The Uganda National Examinations Board is following up on two people suspected of distributing what is said to be national examinations to schools.
Although the information about the said probe is still scanty, several sources indicate that the two might have been distributing PLE papers ahead of the exams scheduled for November 8th and 9th, 2022.
“It’s a significant problem, and the police are reportedly pursuing the suspects. However, if the documents they were selling are accurate, that means that there was a leakage within the organization, which will result in an internal shake-up…The board is serious about combating malpractice,” a source within the examinations body told our reporter.
The UNEB spokesperson Jennifer Kalule confirmed the ongoing probe against the two suspects in regard to what is said to be UNEB papers. She however declined to divulge details of where the said suspects are and the exact examination materials in their possession.
Kalule however hinted that the suspects could have been sharing these materials using social media platforms. “The forensic professionals are still looking into the chain. Once they have finished, more information will be disclosed.”
Numerous UNEB reports have repeatedly pointed to the high rate of exam malpractice in primary schools. The vice has gradually permeated Uganda’s educational system and is linked to a number of issues including among others, the commercialization of education, fierce and unhealthy competition among schools, and increased pressure on educators to deliver results.
The matter was a subject of contention during a recent meeting between UNEB officials and school inspectors, who traded accusations of orchestrating examination leakages and encouraging malpractices. While the Ministry of Education and the examinations body accused school inspectors of encouraging fraud, the inspectors said that most leakages originate within UNEB.
Until 1991, UNEB was printing examination materials from the United Kingdom. In 1992, the government decided to start printing them locally which saw the leakages quickly becoming the order of the day.

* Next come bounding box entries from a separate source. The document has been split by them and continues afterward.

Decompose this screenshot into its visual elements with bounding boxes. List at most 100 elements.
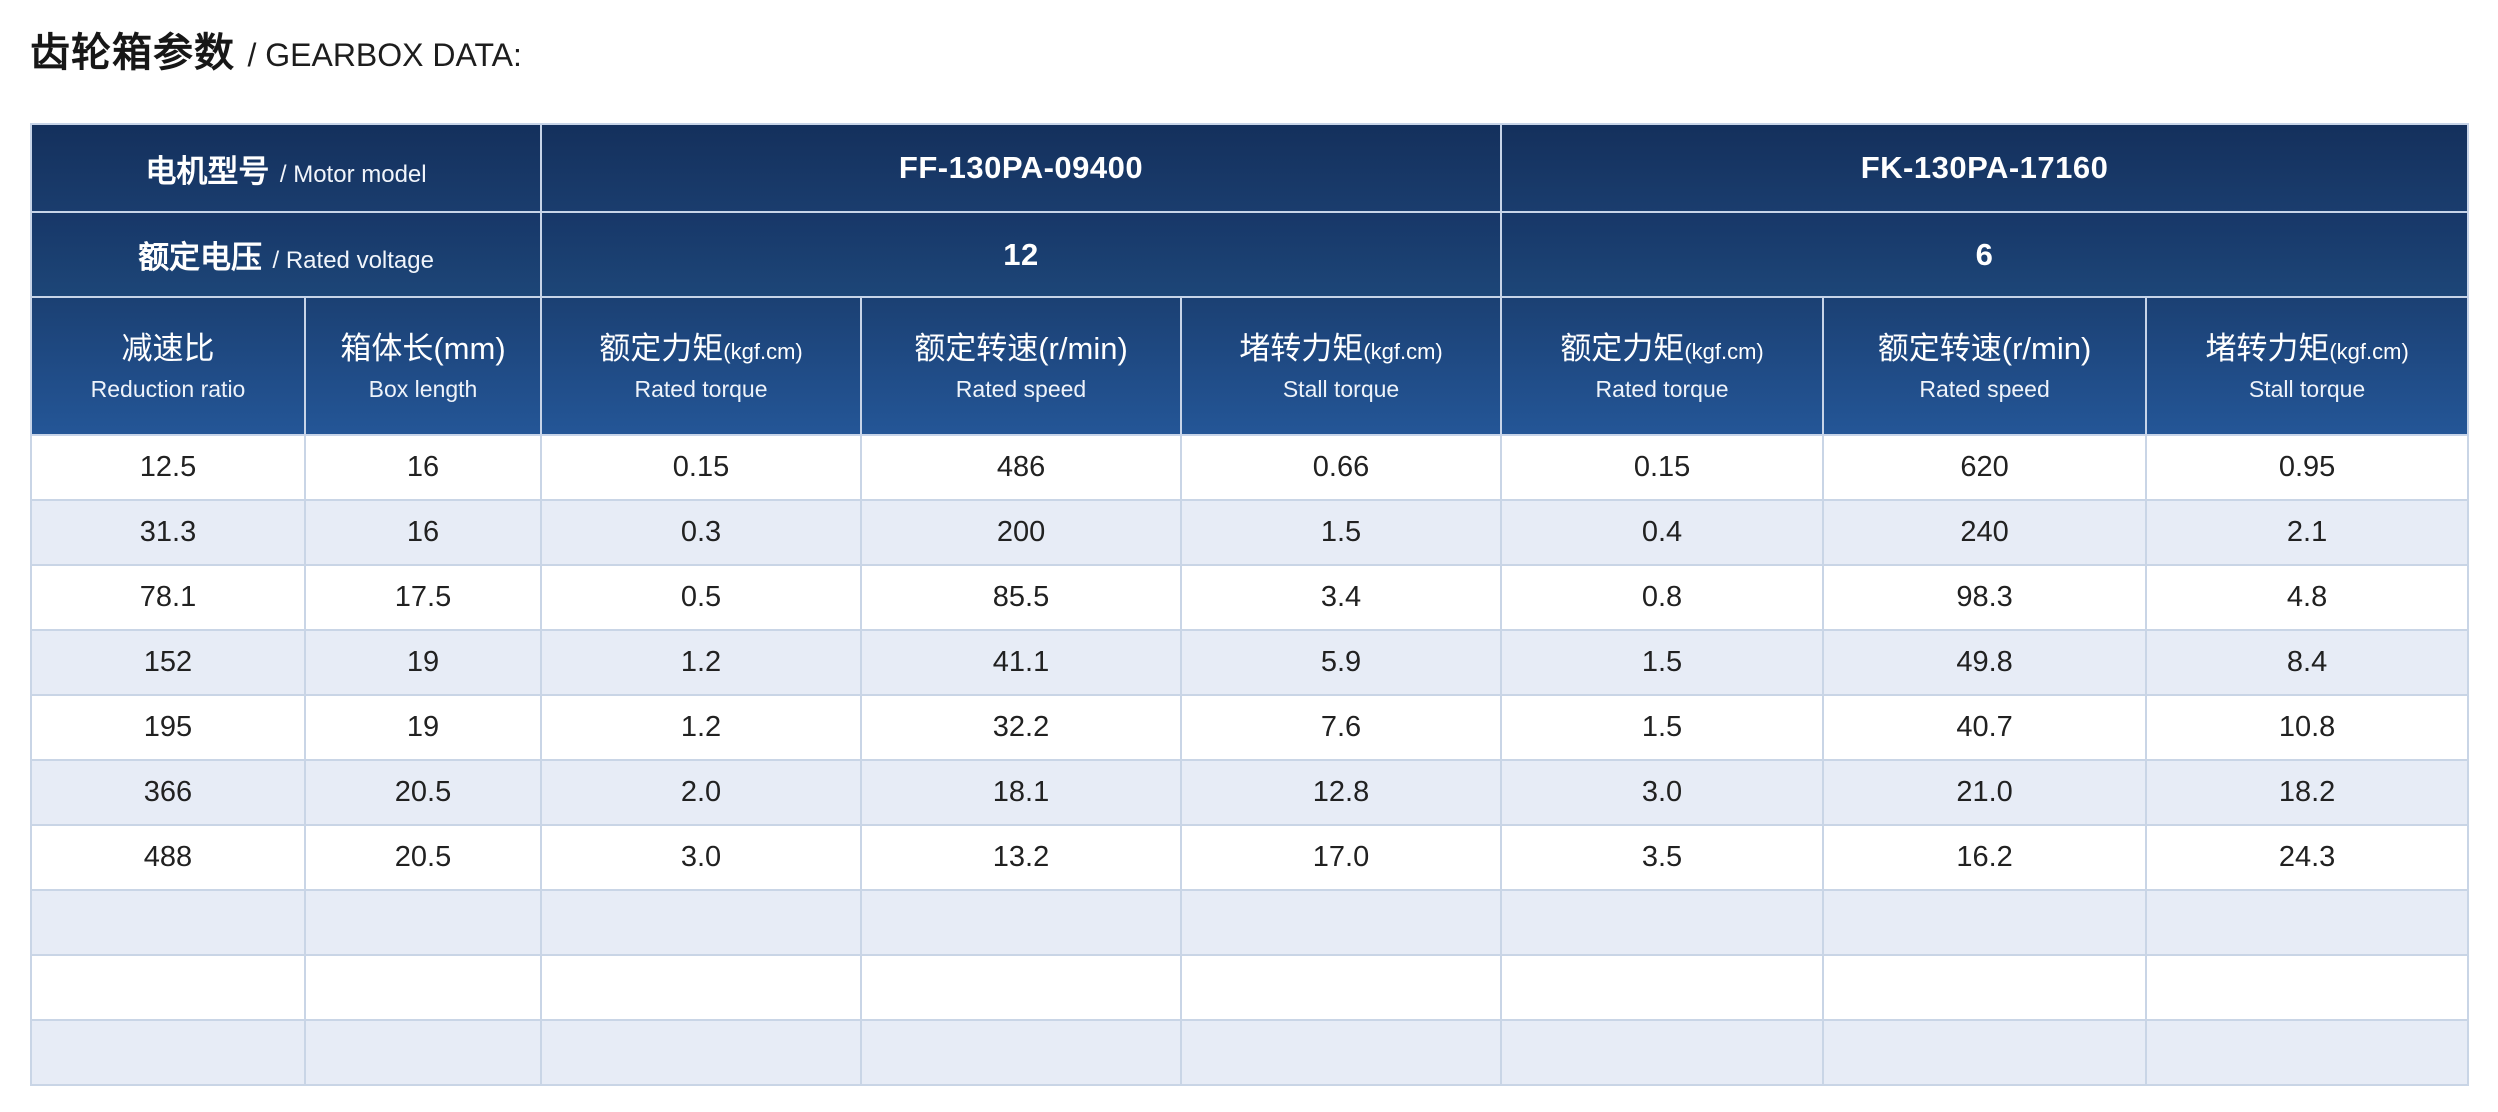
gearbox-table-body: 12.5 16 0.15 486 0.66 0.15 620 0.95 31.3 16 0.3 200…: [30, 434, 2470, 1086]
table-cell: 3.5: [1500, 824, 1825, 891]
table-cell: 17.0: [1180, 824, 1503, 891]
table-cell: [303, 889, 543, 956]
table-cell: 152: [30, 629, 306, 696]
table-cell: 7.6: [1180, 694, 1503, 761]
table-cell: 10.8: [2145, 694, 2470, 761]
col-zh: 额定转速(r/min): [1877, 330, 2092, 366]
col-en: Rated speed: [955, 375, 1087, 402]
col-en: Rated torque: [1595, 375, 1729, 402]
table-cell: 1.2: [540, 694, 863, 761]
table-cell: 12.8: [1180, 759, 1503, 826]
table-cell: [303, 1019, 543, 1086]
header-row-motor-model: 电机型号 / Motor model FF-130PA-09400 FK-130…: [29, 123, 2470, 213]
column-header-rated-torque-ff: 额定力矩(kgf.cm) Rated torque: [540, 296, 863, 436]
table-cell: 3.0: [540, 824, 863, 891]
page-title: 齿轮箱参数 / GEARBOX DATA:: [0, 0, 2498, 78]
page-title-zh: 齿轮箱参数: [30, 31, 235, 75]
col-en: Rated torque: [634, 375, 768, 402]
table-cell: [860, 889, 1183, 956]
col-zh: 额定转速(r/min): [914, 330, 1128, 366]
table-cell: 41.1: [860, 629, 1183, 696]
table-cell: [303, 954, 543, 1021]
table-cell: 17.5: [303, 564, 543, 631]
table-cell: 4.8: [2145, 564, 2470, 631]
table-cell: 1.2: [540, 629, 863, 696]
table-cell: [30, 954, 306, 1021]
table-cell: 85.5: [860, 564, 1183, 631]
table-cell: 0.95: [2145, 434, 2470, 501]
rated-voltage-label-en: / Rated voltage: [272, 247, 434, 274]
table-cell: 16: [303, 499, 543, 566]
column-header-stall-torque-ff: 堵转力矩(kgf.cm) Stall torque: [1180, 296, 1503, 436]
header-rated-voltage-label: 额定电压 / Rated voltage: [29, 211, 543, 298]
table-cell: [540, 954, 863, 1021]
table-cell: 200: [860, 499, 1183, 566]
page-title-en: / GEARBOX DATA:: [247, 37, 522, 73]
col-zh: 减速比: [121, 330, 215, 366]
col-zh: 堵转力矩: [2205, 330, 2330, 366]
col-unit: (kgf.cm): [1363, 338, 1443, 364]
table-cell: 8.4: [2145, 629, 2470, 696]
table-cell: 3.0: [1500, 759, 1825, 826]
table-cell: 12.5: [30, 434, 306, 501]
table-cell: 0.3: [540, 499, 863, 566]
col-en: Stall torque: [2248, 375, 2366, 402]
col-en: Stall torque: [1282, 375, 1400, 402]
col-unit: (kgf.cm): [2329, 338, 2409, 364]
table-cell: 49.8: [1822, 629, 2148, 696]
table-cell: [860, 954, 1183, 1021]
table-cell: 21.0: [1822, 759, 2148, 826]
col-zh: 堵转力矩: [1239, 330, 1364, 366]
table-cell: [2145, 889, 2470, 956]
table-cell: 1.5: [1180, 499, 1503, 566]
table-cell: [540, 1019, 863, 1086]
table-cell: 366: [30, 759, 306, 826]
table-row: 31.3 16 0.3 200 1.5 0.4 240 2.1: [30, 499, 2470, 566]
header-row-rated-voltage: 额定电压 / Rated voltage 12 6: [29, 211, 2470, 298]
table-cell: [1500, 889, 1825, 956]
col-en: Reduction ratio: [90, 375, 246, 402]
column-header-rated-speed-ff: 额定转速(r/min) Rated speed: [860, 296, 1183, 436]
table-cell: 488: [30, 824, 306, 891]
column-header-box-length: 箱体长(mm) Box length: [303, 296, 543, 436]
table-row: 488 20.5 3.0 13.2 17.0 3.5 16.2 24.3: [30, 824, 2470, 891]
table-cell: 98.3: [1822, 564, 2148, 631]
table-cell: [1180, 889, 1503, 956]
table-cell: 24.3: [2145, 824, 2470, 891]
gearbox-table-header: 电机型号 / Motor model FF-130PA-09400 FK-130…: [29, 123, 2470, 436]
table-cell: 0.8: [1500, 564, 1825, 631]
col-zh: 箱体长(mm): [340, 330, 506, 366]
table-cell: 5.9: [1180, 629, 1503, 696]
table-cell: [1180, 1019, 1503, 1086]
table-cell: [1500, 1019, 1825, 1086]
table-cell: [1822, 1019, 2148, 1086]
table-cell: 2.1: [2145, 499, 2470, 566]
table-cell: 3.4: [1180, 564, 1503, 631]
table-row: 366 20.5 2.0 18.1 12.8 3.0 21.0 18.2: [30, 759, 2470, 826]
table-cell: 31.3: [30, 499, 306, 566]
table-cell: [1822, 889, 2148, 956]
col-en: Rated speed: [1919, 375, 2050, 402]
table-cell: 240: [1822, 499, 2148, 566]
table-row: [30, 1019, 2470, 1086]
header-motor-model-label: 电机型号 / Motor model: [29, 123, 543, 213]
table-cell: 0.4: [1500, 499, 1825, 566]
table-row: 152 19 1.2 41.1 5.9 1.5 49.8 8.4: [30, 629, 2470, 696]
table-cell: 1.5: [1500, 629, 1825, 696]
table-row: [30, 954, 2470, 1021]
col-unit: (kgf.cm): [1684, 338, 1764, 364]
table-row: 12.5 16 0.15 486 0.66 0.15 620 0.95: [30, 434, 2470, 501]
table-cell: 195: [30, 694, 306, 761]
table-cell: 13.2: [860, 824, 1183, 891]
column-header-rated-torque-fk: 额定力矩(kgf.cm) Rated torque: [1500, 296, 1825, 436]
header-voltage-fk: 6: [1500, 211, 2470, 298]
table-cell: [860, 1019, 1183, 1086]
table-cell: 18.2: [2145, 759, 2470, 826]
table-cell: 16: [303, 434, 543, 501]
col-unit: (kgf.cm): [723, 338, 803, 364]
table-cell: 78.1: [30, 564, 306, 631]
table-cell: 486: [860, 434, 1183, 501]
table-row: [30, 889, 2470, 956]
table-cell: 20.5: [303, 759, 543, 826]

In a recent interview, Dr. Kedrace Turyagyenda, a former UNEB board member, noted that many local printing companies lacked integrity and security. “This was partly solved when UNEB bought its own printing machine. But without enough checks and balances, you never know something might slip through,” Dr. Turyagenda said.
With little information on the alleged leakage, URN asked whether UNEB has contingency plans in case the 2022 PLE papers did indeed leak a week before they are scheduled. In her response, Kalule said that the board has several plans in place, some of which are confidential.
“While we have various measures to address this, we also wish to warn the public to stop distributing or forwarding suspected examination materials online. Whether the information is real or fake, anyone who spreads it risks prosecution, which carries hefty fines and jail time upon conviction,” she said.
Kalule also talked of the possibility of switching off social media in case it is established that there are individuals using it or planning to use it as a tool to facilitate examination malpractice.
“The people under probe were using social media. Our people should be aware that if these communication channels are exploited, UNEB now has the authority to temporarily suspend them. Although that is at the extreme it’s possible,” Kalule added.
Section five of the UNEB Act gives the board powers to request the Uganda Communications Commission to control any electronic communication for a specified duration where it is suspected or proved that examination malpractice is being committed using electronic communication.
In several countries, more notably in the Middle East and North Africa, turning off the internet or social media is becoming a common strategy to combat examination malpractices. Algeria pioneered the move hitting the internet kill-switch every year since 2016.
Aside from disabling the internet, the new UNEB Act also grants the board the authority to cancel an exam when it is established that there has been widespread or national-scale examination malpractice.
Impersonation has been the most widely reported type of exam fraud in the ongoing Uganda Certificate of Education examinations this year. At least two people including a parent and candidate—have been convicted and sentenced respectively for examination malpractice. Ten other people are facing similar charges.